Dans un récent communiqué, la présidence de l'Assemblée Nationale informe le public qu’elle procèdera à l'élection de son représentant au sein du comité de direction de l'Autorité de régulation des communications et des postes (ARCEP).
A cet effet, le parlement invite toute personne intéressée par ce poste à déposer son dossier de candidature sous pli fermé avec mention « candidature du comité de direction de l'ARCEP », au secrétariat particulier de la présidence au siège de l'assemblée nationale
Dans le détail, le dossier de candidature doit comporter : Une demande de candidature adressée à la présidente de l'Assemblée, une copie légalisée du certificat de nationalité togolaise, une copie de la pièce d'identité du candidat en cours de validité, une copie de la carte nationale d'identité ou passeport, un casier judiciaire datant de moins de 3 mois, un CV détaillé et actualisé, et une photo d'identité. La date butoir est fixée au jeudi 23 avril 2020 à 15h30.
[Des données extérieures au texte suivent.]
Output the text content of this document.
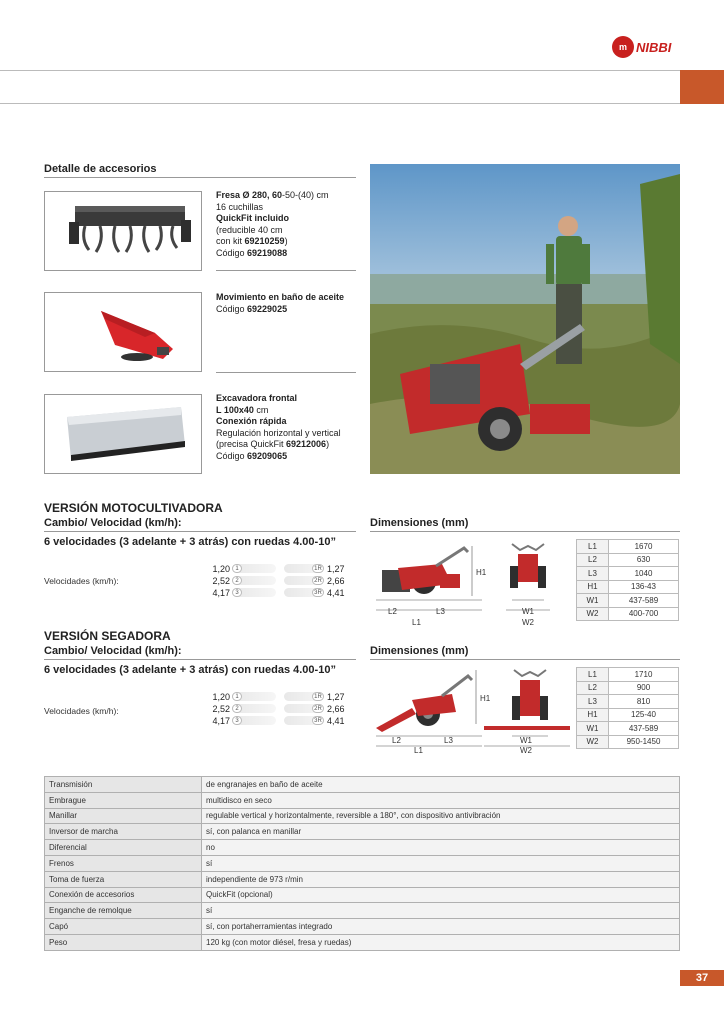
m NIBBI
Detalle de accesorios
Fresa Ø 280, 60-50-(40) cm
16 cuchillas
QuickFit incluido
(reducible 40 cm
con kit 69210259)
Código 69219088
Movimiento en baño de aceite
Código 69229025
Excavadora frontal
L 100x40 cm
Conexión rápida
Regulación horizontal y vertical
(precisa QuickFit 69212006)
Código 69209065
VERSIÓN MOTOCULTIVADORA
Cambio/ Velocidad (km/h):
6 velocidades (3 adelante + 3 atrás) con ruedas 4.00-10”
Velocidades (km/h):
1,20 1	1R 1,27
2,52 2	2R 2,66
4,17 3	3R 4,41
Dimensiones (mm)
H1
L2	L3
L1
W1
W2
L1	1670
L2	630
L3	1040
H1	136-43
W1	437-589
W2	400-700
VERSIÓN SEGADORA
Cambio/ Velocidad (km/h):
6 velocidades (3 adelante + 3 atrás) con ruedas 4.00-10”
Velocidades (km/h):
1,20 1	1R 1,27
2,52 2	2R 2,66
4,17 3	3R 4,41
Dimensiones (mm)
H1
L2	L3
L1
W1
W2
L1	1710
L2	900
L3	810
H1	125-40
W1	437-589
W2	950-1450
Transmisión	de engranajes en baño de aceite
Embrague	multidisco en seco
Manillar	regulable vertical y horizontalmente, reversible a 180°, con dispositivo antivibración
Inversor de marcha	sí, con palanca en manillar
Diferencial	no
Frenos	sí
Toma de fuerza	independiente de 973 r/min
Conexión de accesorios	QuickFit (opcional)
Enganche de remolque	sí
Capó	sí, con portaherramientas integrado
Peso	120 kg (con motor diésel, fresa y ruedas)
37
Pour rappel, l'ARCEP a été créée en 1998, et est opérationnelle depuis janvier 2000. Cet organe, devant se substituer à l'ART&P, a pour fonction de réguler les marchés de communications électroniques et des postes, dans un contexte de modernité et d’évolution technologique au Togo. L'ARCEP œuvre également à créer un marché ouvert et concurrentiel pour les réseaux et services de communications électroniques au Togo.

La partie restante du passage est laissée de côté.